Harry looked at Mungo, shook his head, and set another cigar on fire. A tiny flame leapt up when he put his gold lighter to it. “You’ve read E. A. Poe, I expect. Have you read ‘The Black Cat’?” He didn’t wait for an answer. “Interesting tale, and a very sick one, but it’s Poe, after all. Narrator has a black cat. They’re inseparable. Cat follows him around all the time. The fellow starts drinking and is soon deep into an alcoholic mind-set. He does something horrible to the cat and eventually hangs the animal.
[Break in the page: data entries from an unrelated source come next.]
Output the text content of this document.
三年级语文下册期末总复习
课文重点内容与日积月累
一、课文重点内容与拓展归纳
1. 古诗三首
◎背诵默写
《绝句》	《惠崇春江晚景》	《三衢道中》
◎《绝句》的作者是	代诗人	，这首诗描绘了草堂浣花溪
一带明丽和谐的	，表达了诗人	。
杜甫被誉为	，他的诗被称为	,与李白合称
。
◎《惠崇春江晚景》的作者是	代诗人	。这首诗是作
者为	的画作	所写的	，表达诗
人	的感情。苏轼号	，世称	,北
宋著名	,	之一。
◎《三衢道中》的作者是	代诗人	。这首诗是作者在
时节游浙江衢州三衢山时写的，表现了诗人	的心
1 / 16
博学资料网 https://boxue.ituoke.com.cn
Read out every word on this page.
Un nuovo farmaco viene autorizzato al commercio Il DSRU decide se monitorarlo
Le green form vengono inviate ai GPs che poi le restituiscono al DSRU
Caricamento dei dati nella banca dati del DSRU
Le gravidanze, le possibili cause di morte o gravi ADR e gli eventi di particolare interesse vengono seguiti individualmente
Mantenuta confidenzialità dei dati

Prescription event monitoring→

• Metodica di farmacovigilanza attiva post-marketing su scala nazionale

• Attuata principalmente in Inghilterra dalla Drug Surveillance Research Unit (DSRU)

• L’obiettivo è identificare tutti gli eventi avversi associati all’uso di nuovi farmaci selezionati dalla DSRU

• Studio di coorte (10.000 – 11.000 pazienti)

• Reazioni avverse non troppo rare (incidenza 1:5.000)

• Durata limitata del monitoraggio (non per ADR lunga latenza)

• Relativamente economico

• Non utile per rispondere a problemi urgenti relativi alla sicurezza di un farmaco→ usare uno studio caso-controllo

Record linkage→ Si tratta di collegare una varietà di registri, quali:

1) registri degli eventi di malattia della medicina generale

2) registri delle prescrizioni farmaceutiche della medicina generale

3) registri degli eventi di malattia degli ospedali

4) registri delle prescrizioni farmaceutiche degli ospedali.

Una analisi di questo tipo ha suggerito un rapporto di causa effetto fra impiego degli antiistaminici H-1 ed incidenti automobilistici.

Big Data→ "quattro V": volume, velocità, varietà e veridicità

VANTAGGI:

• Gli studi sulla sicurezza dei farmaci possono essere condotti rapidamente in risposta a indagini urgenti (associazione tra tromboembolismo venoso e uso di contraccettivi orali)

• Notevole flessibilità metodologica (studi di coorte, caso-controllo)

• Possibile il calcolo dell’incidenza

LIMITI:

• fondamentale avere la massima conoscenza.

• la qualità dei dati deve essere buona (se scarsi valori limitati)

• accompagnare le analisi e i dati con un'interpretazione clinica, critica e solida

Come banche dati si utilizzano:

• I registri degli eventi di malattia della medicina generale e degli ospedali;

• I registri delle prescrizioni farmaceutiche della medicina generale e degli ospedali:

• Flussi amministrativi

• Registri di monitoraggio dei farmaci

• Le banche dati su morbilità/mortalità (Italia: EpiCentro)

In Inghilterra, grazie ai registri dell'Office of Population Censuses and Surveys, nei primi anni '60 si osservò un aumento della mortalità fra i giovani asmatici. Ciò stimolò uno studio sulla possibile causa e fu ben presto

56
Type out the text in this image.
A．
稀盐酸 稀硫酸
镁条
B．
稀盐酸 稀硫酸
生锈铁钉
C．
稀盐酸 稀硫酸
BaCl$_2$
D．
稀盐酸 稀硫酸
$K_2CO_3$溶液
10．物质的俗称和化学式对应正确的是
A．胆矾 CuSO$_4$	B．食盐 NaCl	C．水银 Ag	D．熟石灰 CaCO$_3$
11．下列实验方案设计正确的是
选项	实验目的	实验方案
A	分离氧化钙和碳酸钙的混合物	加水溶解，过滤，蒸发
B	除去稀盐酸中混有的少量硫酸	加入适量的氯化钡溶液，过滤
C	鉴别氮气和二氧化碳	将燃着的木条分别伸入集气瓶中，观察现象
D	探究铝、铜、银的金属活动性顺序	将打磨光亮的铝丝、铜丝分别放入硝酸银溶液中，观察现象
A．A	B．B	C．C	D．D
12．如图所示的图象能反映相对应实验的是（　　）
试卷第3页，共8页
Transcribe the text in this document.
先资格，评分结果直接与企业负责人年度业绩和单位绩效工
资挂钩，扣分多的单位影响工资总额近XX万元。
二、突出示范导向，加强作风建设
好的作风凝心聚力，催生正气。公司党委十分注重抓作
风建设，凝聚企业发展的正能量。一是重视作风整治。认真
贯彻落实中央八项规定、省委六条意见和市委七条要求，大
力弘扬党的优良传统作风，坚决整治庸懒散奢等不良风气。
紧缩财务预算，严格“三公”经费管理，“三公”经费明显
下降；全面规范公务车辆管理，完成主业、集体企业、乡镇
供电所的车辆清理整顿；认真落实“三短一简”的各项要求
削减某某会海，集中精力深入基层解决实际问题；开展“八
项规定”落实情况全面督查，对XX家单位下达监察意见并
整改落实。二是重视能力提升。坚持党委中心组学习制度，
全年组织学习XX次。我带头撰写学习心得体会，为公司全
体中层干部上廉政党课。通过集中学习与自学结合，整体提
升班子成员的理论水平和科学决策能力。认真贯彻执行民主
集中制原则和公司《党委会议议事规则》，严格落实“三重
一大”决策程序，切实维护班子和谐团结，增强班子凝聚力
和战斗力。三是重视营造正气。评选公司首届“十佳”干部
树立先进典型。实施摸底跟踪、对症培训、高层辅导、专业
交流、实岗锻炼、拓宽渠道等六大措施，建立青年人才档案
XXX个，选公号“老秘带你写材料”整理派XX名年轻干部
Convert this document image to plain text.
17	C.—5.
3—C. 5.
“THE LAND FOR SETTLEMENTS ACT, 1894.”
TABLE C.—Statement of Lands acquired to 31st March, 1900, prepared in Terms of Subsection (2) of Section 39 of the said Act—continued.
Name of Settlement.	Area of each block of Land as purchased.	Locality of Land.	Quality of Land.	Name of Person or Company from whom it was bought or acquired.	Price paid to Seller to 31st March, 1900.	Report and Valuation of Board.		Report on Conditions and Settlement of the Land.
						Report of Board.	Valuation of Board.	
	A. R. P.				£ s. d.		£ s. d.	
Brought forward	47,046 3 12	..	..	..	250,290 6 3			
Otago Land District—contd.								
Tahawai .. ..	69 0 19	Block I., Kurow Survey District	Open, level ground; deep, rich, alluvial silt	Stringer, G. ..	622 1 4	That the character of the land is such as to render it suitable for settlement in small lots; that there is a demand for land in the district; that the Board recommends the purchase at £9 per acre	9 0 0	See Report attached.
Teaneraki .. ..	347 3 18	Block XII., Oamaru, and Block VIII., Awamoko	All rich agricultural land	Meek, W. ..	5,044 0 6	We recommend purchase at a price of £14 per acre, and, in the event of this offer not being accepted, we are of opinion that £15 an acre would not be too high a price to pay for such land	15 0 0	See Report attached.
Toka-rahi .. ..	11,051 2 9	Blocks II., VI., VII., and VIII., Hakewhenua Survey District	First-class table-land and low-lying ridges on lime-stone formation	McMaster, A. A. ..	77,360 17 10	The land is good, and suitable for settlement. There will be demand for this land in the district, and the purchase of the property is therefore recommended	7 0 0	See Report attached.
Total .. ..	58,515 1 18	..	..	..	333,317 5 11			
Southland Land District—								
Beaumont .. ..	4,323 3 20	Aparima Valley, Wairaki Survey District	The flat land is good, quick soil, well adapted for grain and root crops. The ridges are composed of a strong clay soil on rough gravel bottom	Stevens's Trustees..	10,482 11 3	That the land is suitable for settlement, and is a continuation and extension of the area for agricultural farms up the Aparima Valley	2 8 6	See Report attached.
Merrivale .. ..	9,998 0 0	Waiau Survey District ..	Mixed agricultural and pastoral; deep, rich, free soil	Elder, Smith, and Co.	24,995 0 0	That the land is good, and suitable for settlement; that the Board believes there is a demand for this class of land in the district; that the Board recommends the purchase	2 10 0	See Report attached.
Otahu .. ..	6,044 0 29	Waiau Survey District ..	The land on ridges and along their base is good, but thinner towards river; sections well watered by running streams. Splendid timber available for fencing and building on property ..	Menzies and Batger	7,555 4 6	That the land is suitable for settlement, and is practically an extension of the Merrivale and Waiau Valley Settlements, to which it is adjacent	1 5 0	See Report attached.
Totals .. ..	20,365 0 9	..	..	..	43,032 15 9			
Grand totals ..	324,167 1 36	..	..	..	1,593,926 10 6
The story’s pretty ghoulish.”

“Why does he do it?”

“The narrator’s idea is that one does things just because they’re perverse. No motive other than that.”

What came to Jury’s mind was the conversation he’d just had with Jenkins. Vertigo.

Harry continued, “I think it has more to do with the man’s psychological state, not his spiritual one. Perversion for the sake of perversion. Interesting. The black cat, of course, comes back to haunt him in particularly nasty ways. The only thing I don’t like about Poe is the payback. There’s always a payback, a punishment. I find that unconvincing.” He mused. “This little girl at the pub you mentioned, she could be making it up about the kidnapped cat.”

Mungo was off the floor and turning in circles again.

“It’s just too strange a story,” Harry went on. “Why would someone kidnap a cat? It’s ludicrous. Like the other one.”

Jury turned full face to stare at him. “Oh, you mean the one you told me about Mungo disappearing and magically coming back? That story you stuffed into me over drinks and dinners, and me, idiot that I am, believing it? That story?”